Chapitre 4 Te protéger

Le lendemain matin vers 9h, lorsque Éliane et Alvine se réveillèrent, elles constatèrent les dégâts. Jusqu'à son réveil, l'adolescente était persuadée qu'elle avait rêvé. Qu'au petit matin, elle trouverait sa soeur entrain de faire le petit-déjeuner comme à leur habitude.

La réalité la rattrapa et la frappa de plein fouet au visage. Elles avaient dormi dans la chambre d'Ellie car la bête avait saccagé celle d'Alvine hier.
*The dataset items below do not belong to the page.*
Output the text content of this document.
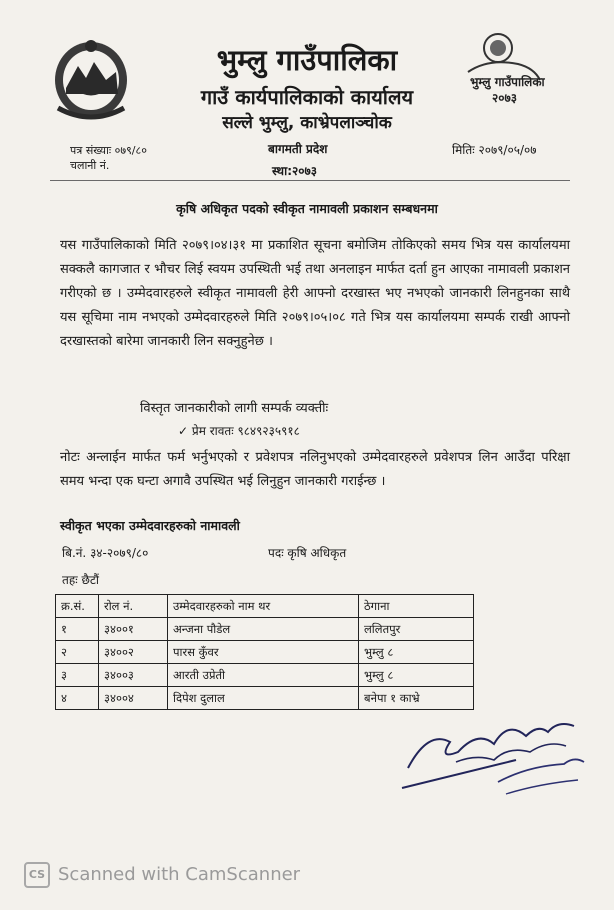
भुम्लु गाउँपालिका
२०७३
भुम्लु गाउँपालिका
गाउँ कार्यपालिकाको कार्यालय
सल्ले भुम्लु, काभ्रेपलाञ्चोक
पत्र संख्याः ०७९/८०
चलानी नं.
बागमती प्रदेश
स्था:२०७३
मितिः २०७९/०५/०७
कृषि अधिकृत पदको स्वीकृत नामावली प्रकाशन सम्बधनमा
यस गाउँपालिकाको मिति २०७९।०४।३१ मा प्रकाशित सूचना बमोजिम तोकिएको समय भित्र यस कार्यालयमा सक्कलै कागजात र भौचर लिई स्वयम उपस्थिती भई तथा अनलाइन मार्फत दर्ता हुन आएका नामावली प्रकाशन गरीएको छ । उम्मेदवारहरुले स्वीकृत नामावली हेरी आफ्नो दरखास्त भए नभएको जानकारी लिनहुनका साथै यस सूचिमा नाम नभएको उम्मेदवारहरुले मिति २०७९।०५।०८ गते भित्र यस कार्यालयमा सम्पर्क राखी आफ्नो दरखास्तको बारेमा जानकारी लिन सक्नुहुनेछ ।
विस्तृत जानकारीको लागी सम्पर्क व्यक्तीः
✓ प्रेम रावतः ९८४९२३५९१८
नोटः अन्लाईन मार्फत फर्म भर्नुभएको र प्रवेशपत्र नलिनुभएको उम्मेदवारहरुले प्रवेशपत्र लिन आउँदा परिक्षा समय भन्दा एक घन्टा अगावै उपस्थित भई लिनुहुन जानकारी गराईन्छ ।
स्वीकृत भएका उम्मेदवारहरुको नामावली
बि.नं. ३४-२०७९/८०	पदः कृषि अधिकृत
तहः छैटौं
क्र.सं.	रोल नं.	उम्मेदवारहरुको नाम थर	ठेगाना
१	३४००१	अन्जना पौडेल	ललितपुर
२	३४००२	पारस कुँवर	भुम्लु ८
३	३४००३	आरती उप्रेती	भुम्लु ८
४	३४००४	दिपेश दुलाल	बनेपा १ काभ्रे
CS Scanned with CamScanner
Elles descendirent au rez-de-chaussée, le parquet était jonché de brisures de verre, de morceaux de bois et on voyait des traces de sang un peu partout. À la cuisine, les assiettes et les verres étaient fendillés, d'autres complètement cassés. La vue de tout cela fit partir l'appétit.

Elles arrivèrent ensuite au salon, Ellie récupéra son téléphone qui avait survécu aux assauts de la nuit précédente et Alvine s'assit sur l'un des fauteuils qui avait échappé aux coups de griffes de la bête. La jeune femme prit son visage entre ses mains et soupira d'exaspération. Elle était à bout de nerfs. les fenêtres avaient volées en éclats, la porte n'était plus en place, laissant l'entrée béatement ouverte. Tout ce qu'elle voyait c'était les factures lors de la réparation.

- Alvine, que va t'on faire maintenant ?

Elle regarda sa petite sœur. Elle était debout à coté de la télévision, serrant son téléphone contre sa poitrine. Son visage avait encore les traces de larmes de la nuit dernière et des cernes s'étaient formées. Éliane n'avait pas fermé l'oeil, elle s'agitait dans son sommeil et criait comme si elle était poursuivie dans ses songes.

Alvine ferma les yeux un moment ne sachant quoi répondre. Elle tapota la place à ses côtés pour inviter sa soeur à s'asseoir et elle s'exécuta.

- Je ne sais pas... mais la priorité actuelle c'est de trouver où dormir et être en sécurité, le temps que la maison soit en réparation.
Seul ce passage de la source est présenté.